By Becky Wood

Madonna

HOW DID I ARRIVE AT THIS SET OF WORDS? I was pondering the idea of the “all sufficient” nature of God. I was searching for examples of visual images of what “all sufficient” might look like. I landed on a magazine picture showing a smiling mom breastfeeding her fuzzy-headed baby. There was no sense of rush. They had eye contact. It’s an intimate act that spans the globe. I appreciated the giving and receiving that was happening in that practical moment. Both people’s needs were being met. It was a place of trust that builds into the future. In that moment, there is no question about who, or where, one belongs. That’s where the attributes of “all sufficient” blended into a new meaning. The relationship that is “all sufficient” is also deeply satisfying and has the sturdiness of lifelong belonging.

I have been privileged to see people’s ah-ha moments when they felt their sense of an all-sufficient belonging with God.

There was the first time a friend of mine “heard” God speak to her. The sentence that transformed things was “I have been with you. I have always been with you.”

People later in life report seeing how God has always been with them… even in the confusing times. A woman reports how as a child her home burned down, and in retrospect she sees the deep love of God towards her in the midst of that destruction. A man’s entire sense of his life was altered as his growing sense of God was included.

It seems to me, our life is influenced by the way we greet it. Our day differs by the posture we take towards it. What could be the difference for me as I embrace that I have a deeply satisfying lifelong belonging?

  • I would worry less. It would save me a lot of energy by resting in Whom I know. A child may worry a lot about things the parent already has a plan of action for. A child doesn’t know the pace, the cause and effect, or the possibilities that lay ahead. It would be okay for me to relax and enjoy. My worries having been already answered.
  • I would have hints about my characteristics as I age. It’s likely I will age in the same manner as the one I share belonging. “I am the Vine. You are the branches.” If I’m attached to a grape vine, strong odds I’m going to grow into a grape. If I’m attached to a God-vine characterized by love and healing, strong odds I’m going to grow into a God-fruit characterized by love and healing.

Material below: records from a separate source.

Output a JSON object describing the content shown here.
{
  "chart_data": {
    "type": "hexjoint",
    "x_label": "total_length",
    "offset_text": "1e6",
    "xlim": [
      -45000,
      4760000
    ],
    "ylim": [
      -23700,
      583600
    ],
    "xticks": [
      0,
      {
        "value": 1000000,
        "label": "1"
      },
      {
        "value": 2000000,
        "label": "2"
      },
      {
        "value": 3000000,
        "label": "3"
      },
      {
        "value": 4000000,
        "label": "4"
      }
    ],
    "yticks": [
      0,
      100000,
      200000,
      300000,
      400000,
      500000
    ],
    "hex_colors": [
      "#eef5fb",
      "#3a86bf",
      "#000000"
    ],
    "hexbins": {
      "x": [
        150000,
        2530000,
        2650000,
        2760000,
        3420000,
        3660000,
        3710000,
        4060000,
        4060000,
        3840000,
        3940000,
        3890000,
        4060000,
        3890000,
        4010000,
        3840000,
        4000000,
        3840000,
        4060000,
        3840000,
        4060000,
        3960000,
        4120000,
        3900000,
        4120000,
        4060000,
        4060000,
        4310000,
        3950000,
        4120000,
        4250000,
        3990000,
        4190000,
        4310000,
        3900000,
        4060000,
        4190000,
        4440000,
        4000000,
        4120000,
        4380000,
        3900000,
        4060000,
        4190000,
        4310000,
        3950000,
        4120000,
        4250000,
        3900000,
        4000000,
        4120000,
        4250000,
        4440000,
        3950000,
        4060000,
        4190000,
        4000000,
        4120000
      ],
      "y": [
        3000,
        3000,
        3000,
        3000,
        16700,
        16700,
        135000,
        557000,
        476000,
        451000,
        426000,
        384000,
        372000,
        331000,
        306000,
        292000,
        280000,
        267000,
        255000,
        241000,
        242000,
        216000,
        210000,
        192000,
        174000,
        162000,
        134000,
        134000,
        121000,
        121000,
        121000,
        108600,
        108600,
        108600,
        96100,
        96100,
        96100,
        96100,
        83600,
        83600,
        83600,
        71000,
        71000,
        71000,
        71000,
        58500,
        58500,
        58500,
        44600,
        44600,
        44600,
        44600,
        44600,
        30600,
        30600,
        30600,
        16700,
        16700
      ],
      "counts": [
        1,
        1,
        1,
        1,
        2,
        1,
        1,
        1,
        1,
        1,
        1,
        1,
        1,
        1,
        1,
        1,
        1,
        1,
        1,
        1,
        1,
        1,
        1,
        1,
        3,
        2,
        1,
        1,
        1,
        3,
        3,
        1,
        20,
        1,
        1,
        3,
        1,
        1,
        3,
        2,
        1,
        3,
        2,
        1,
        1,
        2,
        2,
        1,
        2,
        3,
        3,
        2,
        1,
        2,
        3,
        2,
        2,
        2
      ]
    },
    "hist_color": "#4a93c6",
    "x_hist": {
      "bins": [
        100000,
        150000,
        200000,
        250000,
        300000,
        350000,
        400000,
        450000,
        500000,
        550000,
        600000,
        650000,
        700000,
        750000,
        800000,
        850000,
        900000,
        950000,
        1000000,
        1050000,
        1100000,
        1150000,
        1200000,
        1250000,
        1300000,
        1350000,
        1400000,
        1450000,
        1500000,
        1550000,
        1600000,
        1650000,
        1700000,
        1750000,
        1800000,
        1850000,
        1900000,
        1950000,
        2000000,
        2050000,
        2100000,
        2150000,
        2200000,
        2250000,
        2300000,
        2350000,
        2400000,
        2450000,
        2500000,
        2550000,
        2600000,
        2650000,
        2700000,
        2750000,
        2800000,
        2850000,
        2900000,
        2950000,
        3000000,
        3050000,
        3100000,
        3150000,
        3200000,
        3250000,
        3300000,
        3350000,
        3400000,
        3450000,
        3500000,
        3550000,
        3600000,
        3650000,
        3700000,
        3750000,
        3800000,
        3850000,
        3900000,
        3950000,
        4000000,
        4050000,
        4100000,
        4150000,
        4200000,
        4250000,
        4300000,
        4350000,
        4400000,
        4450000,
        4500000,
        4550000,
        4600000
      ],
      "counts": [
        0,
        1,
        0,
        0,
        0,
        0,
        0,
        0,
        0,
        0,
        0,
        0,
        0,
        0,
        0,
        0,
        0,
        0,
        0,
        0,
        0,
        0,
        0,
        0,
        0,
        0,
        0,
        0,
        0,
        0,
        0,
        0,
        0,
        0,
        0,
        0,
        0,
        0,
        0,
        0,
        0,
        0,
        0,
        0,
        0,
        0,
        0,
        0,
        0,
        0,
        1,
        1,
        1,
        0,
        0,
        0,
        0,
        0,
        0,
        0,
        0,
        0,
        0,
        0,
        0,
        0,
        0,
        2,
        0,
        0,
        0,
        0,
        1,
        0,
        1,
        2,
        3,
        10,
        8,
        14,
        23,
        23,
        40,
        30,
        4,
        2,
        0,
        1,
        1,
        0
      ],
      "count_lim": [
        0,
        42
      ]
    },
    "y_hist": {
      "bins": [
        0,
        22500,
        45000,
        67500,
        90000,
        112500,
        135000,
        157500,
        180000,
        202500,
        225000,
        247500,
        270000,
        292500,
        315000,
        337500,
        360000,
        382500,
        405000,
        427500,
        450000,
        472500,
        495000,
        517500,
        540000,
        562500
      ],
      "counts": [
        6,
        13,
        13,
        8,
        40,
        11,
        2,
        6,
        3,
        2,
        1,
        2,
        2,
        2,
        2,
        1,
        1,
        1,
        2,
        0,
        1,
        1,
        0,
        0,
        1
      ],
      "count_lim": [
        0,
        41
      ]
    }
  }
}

As I continued looking at this image of momma and baby, I saw its limitations. I got curious about what happens to my image when the fuzzy-headed baby’s senses and skills become more sophisticated. Babies come to master gross motor skills and learn fine motor skills. Likewise, we grow in spiritual maturity. I wondered what the teenage version of “all sufficient” would look like… or what the adult version would be. What might “all sufficient” mean when a person is capable? I began to ponder the famous picture of the Lord’s supper. I’m still in that process of inquiry. Adults in partnership with God-all-sufficient. Adults here on earth, friends and partners with the Holy. I’m also thinking about Jesus and the interactions he had with fisherman. What can I learn about the all-sufficient nature of God as stormy waters were calmed by verbal command? Jesus is definitely not afraid of the things I’m afraid of! Whew. “Put your nets on the other side of the boat, there you will find fish.” That sounds like wisdom, provision and kindness for tired workers. Interesting!

God All Sufficient. God when I’m vulnerable. God when I’m capable. A deeply satisfying lifelong belonging. I encourage you to keep looking for “freeze frames” that might illuminate what the spectrum of human development can be in the presence of God and in partnership with the Holy.